Newmarket resident Kathy Toth can remember learning to play tennis at Lions Park.
Taught by Keith Davis, Toth said he would instruct local kids at the longstanding tennis courts every weekend. It was a wonderful community gathering area, she said.
But the now senior voices the concern of some others in the community, particularly downtown residents, who are unhappy to learn those tennis courts are being removed to make way for pickleball.
“They’ve been there forever,” Toth said, adding that “the town should never destroy something.”
The town’s many pickleball players are set to get a new facility at the Lions Park tennis courts. Town committee of the whole voted to advance the proposal this week to meet the high demand for the burgeoning sport. But it has garnered concerns from the change, with Toth and some other residents bemoaning the loss of tennis in the downtown core, with the tennis club facility also being moved to be replaced by parking.
Tennis players will soon have their own new facility in the Shining Hill area, paid for with developer dollars as part of an agreement with the town. Those same dollars will also contribute to a new pickleball facility, to make up for the new tennis facility having two fewer courts than contracted due to space limitations.
“Shining Hill Developments has indicated that they will provide the remaining two courts at a location of the town’s choosing,” a staff report said. “It is believed that conversion of this existing space and addition of a grade beam to facilitate a bubble in future could be done more economically than construction of two new tennis courts in an undeveloped location.”
But Toth does not see it that way. She said rather than taking tennis courts away, the town should have looked to build pickleball courts at a new location.
“That new money should have gone to something new,” she said. “Downtown Newmarket has lost 12 tennis courts.”
Although the new facility is coming, Toth said it is an issue with its location being at the south end of town.
“More were added at Shining Hill, but that’s practically in Aurora, and so there’s nothing left in downtown Newmarket.”
Pickleball on the rise
A new facility is needed to meet the demand for pickleball, Debra Scott, president of the newly formed Newmarket Pickleball Club, told council.
After a public information session on pickleball Jan. 31, she said a club came together out of following conversations. Now, the town has indicated that the club will be able to run the new facility, which is more than 140 members strong.
“We’re quite excited,” she said of the new location. “It was not something we expected.”
Scott is a multi-sport lover and said she has played tennis at the Lions Park courts, as well. But she said it had become a sub-standard facility for playing the sport and needed a redo.
However, she added that she understands the sting of losing tennis space there.
“Anytime you lose any type of outdoor thing that you’re used to doing, no matter what it is, naturally we all don’t want to see that happen,” she said.
But, as with tennis, the location makes it a strong location for a pickleball facility, she said. Further, she added that the potential cost savings are noteworthy with the municipality facing financial strains.
“It’s a perfect location for a pickleball facility,” she said.
Such a facility is needed, with spaces for pickleball getting completely booked up in Newmarket, she added.
Another concern has come with the town floating the idea of erecting a sports dome over the new pickleball facility in the future during the winter, which would mean the end of the community hockey rink there.
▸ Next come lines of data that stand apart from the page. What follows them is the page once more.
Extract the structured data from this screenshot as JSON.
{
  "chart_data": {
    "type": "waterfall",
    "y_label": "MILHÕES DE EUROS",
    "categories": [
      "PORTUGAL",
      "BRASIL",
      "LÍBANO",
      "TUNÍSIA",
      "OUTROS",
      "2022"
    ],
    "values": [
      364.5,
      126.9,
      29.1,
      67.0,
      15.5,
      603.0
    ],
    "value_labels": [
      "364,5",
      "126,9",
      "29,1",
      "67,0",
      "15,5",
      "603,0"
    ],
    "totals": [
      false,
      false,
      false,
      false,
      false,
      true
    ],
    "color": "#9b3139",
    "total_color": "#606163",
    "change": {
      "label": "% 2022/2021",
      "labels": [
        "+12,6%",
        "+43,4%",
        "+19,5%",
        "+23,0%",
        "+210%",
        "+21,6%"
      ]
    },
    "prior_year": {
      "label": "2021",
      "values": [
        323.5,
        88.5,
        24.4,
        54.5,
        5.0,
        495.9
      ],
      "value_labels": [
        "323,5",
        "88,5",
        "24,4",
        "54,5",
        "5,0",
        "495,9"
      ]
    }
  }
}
Mayor John Taylor has assured the public that this will not happen in the near future and could only come about after more public consultation.
But down the road, if the municipality finds their indoor options cannot meet the demands of pickleball and it opts to go with a sports bubble, Scott said she has confidence an alternative for the rink could be found.
“I have full confidence the municipality between now, and whenever that is, five, 10 years from now, the municipality would have come to a wonderful solution,” she said.
The town plans to initiate resurfacing on several courts in town, with Art Ferguson Park on Bayview Avenue to be lined exclusively for tennis. But just as the Lions Park courts will be redone for pickleball, Toth said that could have occurred for tennis.
It makes sense that pickleball players like the location, Toth said, with its downtown proximity and location next to a changing facility and a pool.
“It’s great for the pickleball people, but it’s also great for the tennis people. So why bump out the tennis people?”